А она всё равно не послушалась. А потом прибежала и принесла куклу. А кукла в шубке и меховой воротничок. И его можно отгибать, и он становится наверх, как настоящий. Он из настоящего меха, только маленький. На рукавичках тоже настоящий мех.
Я в карманчик палец засунул. А там ничего нет. Я сказал, что ничего нет. А Клавдя из другого карманчика вынула маленький носовой платочек. А потом сняла шубу, а там на шубе мех. И этот мех кроликовый. Только из него волосы вылезают. На платье у куклы было много волосиков. Клавдя стала очищать, потому что платье очень красивое. Красное и белые пуговки. И ещё воротничок белый.
Как я Клавдю дразнил
Бабушка сказала, чтоб мы пили чай, а она посмотрит шубу. Бабушка стала смотреть и вдруг как достанет ножницы! Чик-чик — и отрезала воротник. А Клавдя не заплакала.
Бабушка ей сказала:
— Сиди на месте и пей чай.
И потом бабушка ещё ножницами резала. И потом иголкой шила. И говорила:
— Кто же так воротник пришивает!
А это не бабушка пришивает плохо, а Клавдя.

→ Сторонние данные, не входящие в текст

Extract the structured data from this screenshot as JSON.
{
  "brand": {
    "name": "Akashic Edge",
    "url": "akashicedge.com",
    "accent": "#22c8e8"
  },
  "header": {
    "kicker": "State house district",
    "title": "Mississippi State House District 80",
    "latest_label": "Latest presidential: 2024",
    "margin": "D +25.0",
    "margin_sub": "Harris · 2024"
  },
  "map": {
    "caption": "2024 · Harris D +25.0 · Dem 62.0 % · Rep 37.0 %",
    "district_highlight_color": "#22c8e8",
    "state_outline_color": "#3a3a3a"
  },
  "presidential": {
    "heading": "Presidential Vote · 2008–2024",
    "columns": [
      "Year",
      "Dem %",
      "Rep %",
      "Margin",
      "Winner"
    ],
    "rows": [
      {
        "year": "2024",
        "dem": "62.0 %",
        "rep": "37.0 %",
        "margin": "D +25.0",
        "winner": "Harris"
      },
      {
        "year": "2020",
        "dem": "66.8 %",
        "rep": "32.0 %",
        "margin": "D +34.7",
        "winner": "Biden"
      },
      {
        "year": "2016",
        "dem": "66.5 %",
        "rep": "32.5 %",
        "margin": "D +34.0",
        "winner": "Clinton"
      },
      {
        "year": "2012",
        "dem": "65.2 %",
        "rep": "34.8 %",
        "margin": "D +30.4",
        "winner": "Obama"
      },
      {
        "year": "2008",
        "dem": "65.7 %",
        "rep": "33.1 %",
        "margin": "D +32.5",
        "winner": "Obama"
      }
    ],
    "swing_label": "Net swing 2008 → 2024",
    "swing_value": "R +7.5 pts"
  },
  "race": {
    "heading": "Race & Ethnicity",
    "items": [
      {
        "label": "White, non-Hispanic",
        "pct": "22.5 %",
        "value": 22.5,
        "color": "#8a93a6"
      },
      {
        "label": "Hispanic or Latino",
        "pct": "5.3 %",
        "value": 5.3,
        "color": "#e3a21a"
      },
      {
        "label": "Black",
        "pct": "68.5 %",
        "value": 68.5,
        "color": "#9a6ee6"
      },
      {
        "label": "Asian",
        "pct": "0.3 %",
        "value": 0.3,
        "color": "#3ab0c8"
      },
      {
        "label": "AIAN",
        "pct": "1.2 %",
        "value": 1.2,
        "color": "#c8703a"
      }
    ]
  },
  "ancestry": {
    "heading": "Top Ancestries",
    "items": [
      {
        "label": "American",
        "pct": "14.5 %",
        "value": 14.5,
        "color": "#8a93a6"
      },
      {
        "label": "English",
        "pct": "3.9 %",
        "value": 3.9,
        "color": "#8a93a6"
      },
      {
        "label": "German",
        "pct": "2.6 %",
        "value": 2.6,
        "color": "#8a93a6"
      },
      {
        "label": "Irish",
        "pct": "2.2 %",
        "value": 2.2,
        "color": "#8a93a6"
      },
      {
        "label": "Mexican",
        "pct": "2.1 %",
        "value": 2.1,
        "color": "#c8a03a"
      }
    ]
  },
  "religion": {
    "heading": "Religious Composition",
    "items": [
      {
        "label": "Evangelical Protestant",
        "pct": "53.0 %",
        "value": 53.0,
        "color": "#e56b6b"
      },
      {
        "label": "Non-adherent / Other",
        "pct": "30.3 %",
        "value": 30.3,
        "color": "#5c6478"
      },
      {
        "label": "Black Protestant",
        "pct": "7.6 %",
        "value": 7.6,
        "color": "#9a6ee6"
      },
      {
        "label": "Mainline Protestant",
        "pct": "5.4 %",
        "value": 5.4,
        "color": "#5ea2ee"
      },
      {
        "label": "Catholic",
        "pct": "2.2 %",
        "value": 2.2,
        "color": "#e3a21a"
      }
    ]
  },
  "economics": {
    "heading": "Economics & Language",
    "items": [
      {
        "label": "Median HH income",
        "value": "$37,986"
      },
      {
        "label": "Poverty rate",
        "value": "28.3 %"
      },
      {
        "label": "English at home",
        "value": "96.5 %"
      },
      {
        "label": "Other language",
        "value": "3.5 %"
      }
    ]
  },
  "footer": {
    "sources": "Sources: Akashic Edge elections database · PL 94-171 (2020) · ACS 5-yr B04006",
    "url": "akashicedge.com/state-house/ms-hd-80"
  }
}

А потом Клавдя посмотрела, как бабушка сделала, и сказала:
— Ага!
А я стал Клавдю звать «Ага». И говорю бабушке:
— Вон Ага на скатерть накапала.
Бабушка говорит:
— Какая это Ага?
Я сказал:
— Вот Ага.
И пальцем в Клавдю.
— Вот! Вот! Вот!
Бабушка вдруг меня по руке — хлоп! И как крикнет:
— Гадость какая!
И ногой топнула. Мне не больно было. А я всё равно хотел заплакать.
Клавдя закричала:
— Ага! Ага! Ага!
И убежала в кухню.
Как электричество кусает
Потом я тоже в кухню пошёл. Клавдя говорит:
— А электричество кусается.
Я сказал:
— Пусть тебя и кусает.
Клавдя сказала:
— И тебя укусит.
Я сказал:
— Ничего не укусит, потому что это ты нарочно.
Она говорит:
— И не нарочно. А вот и укусит. Вот сунь сюда пальцы.

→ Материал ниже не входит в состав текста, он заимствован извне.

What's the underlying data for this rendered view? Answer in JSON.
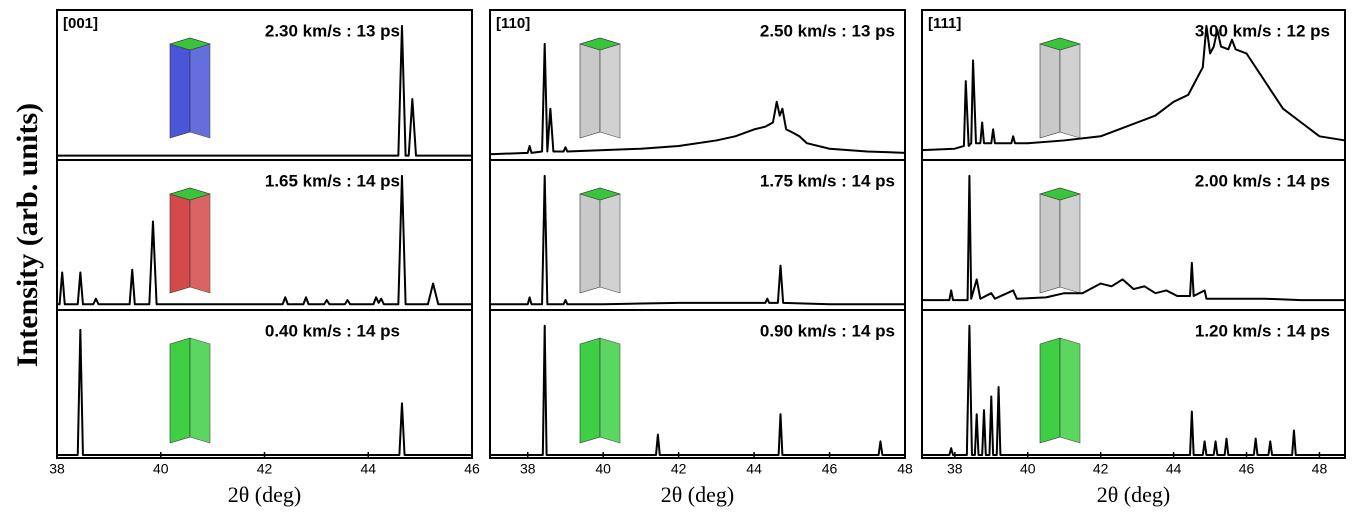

И показывает на дырочки: куда шнурок от плитки вставляют. Я сказал, что не хочу, потому что там всё равно ничего нет. Потом бабушка позвала Клавдю, чтоб она ей щётку дала. А я полез на табурет и стал пальцем пробовать. Только не совсем.
А Клавка, противная, сзади подошла и как пихнёт мне руку! И меня так куснуло, что я всей рукой дёрнул. И попал Клавде в нос. Она боялась плакать, потому что она противная. А потом я стал плакать. А всё равно бабушке не сказал, почему.
Тут вдруг зазвонил звонок, и Клавдя побежала дверь отпирать.
А бабушка ей крикнула:
— Не отпирай! Спроси, кто.
Я тоже побежал в кухню и стал кричать:
— Не смей отпирать, а спроси!
А Клавдя закричала на меня:
— Не твоё дело! Ишь, какой! Подумаешь!
Я тоже стал кричать:
— Вот и спроси! Вот и спроси!
А звонок опять зазвонил: дзинь! дзинь! дзззз!
Бабушка пришла и говорит:
— Фу, какой базар подняли! Замолчите сейчас!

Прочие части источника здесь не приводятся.